Как-то мартовской ночью 1968 года воспитатель обнаружил его в туалете в глубине двора, он лежал там съежившись, голый, весь в дерьме. Он надел на него пижаму и отвел к Коэну, старшему воспитателю. Брюно боялся, что его заставят все рассказать; боялся, что придется заложить Брассёра. Но Коэн, хоть его и вытащили из постели посреди ночи, принял его очень ласково. В отличие от своих подчиненных он обращался к ученикам на “вы”. Это был третий интернат в его послужном списке, и далеко не самый трудный; он знал, что почти всегда жертвы отказываются выдавать своих мучителей. Единственное, что он мог сделать, это наложить взыскание на воспитателя, ответственного за дортуар шестиклассников. Большинство этих детей брошены родителями на произвол судьбы, так что он для них единственный авторитет. Надо следить за ними повнимательнее, вмешиваться до того, как что-то случится, – но это невозможно, у них всего пять воспитателей на двести учеников. Когда Брюно ушел, он сварил себе кофе и пролистал картотеку шестых классов. Он подозревал Пеле и Брассёра, но никаких доказательств у него не было. Если удастся вывести их на чистую воду, решил Коэн, он добьется их исключения; парочки безжалостных и агрессивных учеников достаточно, чтобы и все остальные начали свирепствовать. Как правило, подростки, особенно если они сбиваются в стаи, жаждут подвергнуть унижениям и пыткам тех, кто послабее. В раннем подростковом возрасте их изуверство достигает неслыханного размаха. Он не питал ни малейших иллюзий относительно поведения человека, неподвластного закону. Заступив на должность в интернат Мо, он сумел внушить ученикам страх. Он знал, что, не будь его, последнего оплота законности в этом заведении, жестоким издевательствам над такими мальчиками, как Брюно, не было бы конца и края.
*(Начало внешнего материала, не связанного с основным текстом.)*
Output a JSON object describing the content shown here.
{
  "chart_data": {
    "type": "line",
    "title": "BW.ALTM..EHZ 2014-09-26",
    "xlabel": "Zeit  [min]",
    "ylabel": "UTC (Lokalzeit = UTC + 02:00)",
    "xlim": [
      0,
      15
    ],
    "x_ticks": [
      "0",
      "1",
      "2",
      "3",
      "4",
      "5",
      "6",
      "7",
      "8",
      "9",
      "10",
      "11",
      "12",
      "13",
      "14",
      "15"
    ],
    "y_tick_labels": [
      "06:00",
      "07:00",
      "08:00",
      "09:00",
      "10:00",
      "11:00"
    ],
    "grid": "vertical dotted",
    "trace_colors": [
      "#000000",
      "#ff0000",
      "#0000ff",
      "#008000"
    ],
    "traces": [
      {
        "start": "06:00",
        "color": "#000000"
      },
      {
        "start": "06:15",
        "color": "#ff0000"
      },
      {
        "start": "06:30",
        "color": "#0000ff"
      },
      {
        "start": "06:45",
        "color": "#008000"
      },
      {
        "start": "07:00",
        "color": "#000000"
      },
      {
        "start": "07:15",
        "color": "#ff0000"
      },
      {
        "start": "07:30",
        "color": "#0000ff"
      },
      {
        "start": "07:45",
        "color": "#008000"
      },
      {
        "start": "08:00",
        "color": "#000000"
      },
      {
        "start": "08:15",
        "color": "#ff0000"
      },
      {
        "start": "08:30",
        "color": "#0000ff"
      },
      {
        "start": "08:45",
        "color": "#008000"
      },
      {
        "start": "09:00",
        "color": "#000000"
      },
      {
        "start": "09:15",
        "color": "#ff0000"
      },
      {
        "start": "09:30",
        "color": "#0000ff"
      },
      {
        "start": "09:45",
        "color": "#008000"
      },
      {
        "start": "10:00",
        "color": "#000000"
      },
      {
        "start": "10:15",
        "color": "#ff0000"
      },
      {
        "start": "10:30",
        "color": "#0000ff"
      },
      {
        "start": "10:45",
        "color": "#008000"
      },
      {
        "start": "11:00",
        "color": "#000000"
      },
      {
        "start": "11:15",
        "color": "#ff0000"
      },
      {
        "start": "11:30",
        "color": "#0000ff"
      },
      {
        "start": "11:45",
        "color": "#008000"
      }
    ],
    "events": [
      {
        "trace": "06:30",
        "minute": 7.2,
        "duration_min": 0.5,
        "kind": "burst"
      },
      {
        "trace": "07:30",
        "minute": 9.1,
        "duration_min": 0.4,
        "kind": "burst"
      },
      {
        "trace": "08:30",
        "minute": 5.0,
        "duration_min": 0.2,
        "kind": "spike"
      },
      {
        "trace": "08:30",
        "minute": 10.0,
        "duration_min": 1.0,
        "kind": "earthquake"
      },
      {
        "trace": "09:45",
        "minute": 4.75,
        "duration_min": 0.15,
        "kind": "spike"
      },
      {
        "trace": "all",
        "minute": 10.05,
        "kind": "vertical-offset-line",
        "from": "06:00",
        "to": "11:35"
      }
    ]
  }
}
Брюно остался в шестом классе на второй год, испытав при этом только облегчение. Пеле, Брассёр и Вильмар перешли в седьмой, так что теперь они будут в другом дортуаре. К сожалению, в соответствии с директивами министерства, принятыми после событий шестьдесят восьмого года, было решено сократить штат надзирателей в интернатах, организовав взамен систему самодисциплины; эта мера, будучи вполне в духе времени, позволила к тому же сэкономить на зарплатах. Теперь ученикам стало легче пробираться в чужие дортуары; минимум раз в неделю седьмые классы устраивали набеги на малышей; они возвращались к себе с одной, а то и двумя жертвами и приступали к делу. В конце декабря Жан-Мишель Кемпф, худой, боязливый мальчик, поступивший в интернат в начале года, выбросился из окна, спасаясь от своих истязателей. Падение могло закончиться смертельным исходом, но он, к счастью, отделался множественными переломами. В частности, раздробил себе щиколотку, ее собирали буквально по кусочкам; впоследствии выяснилось, что он останется калекой. Устроив всеобщий допрос, Коэн утвердился в своих подозрениях; как Пеле ни отнекивался, он исключил его на три дня.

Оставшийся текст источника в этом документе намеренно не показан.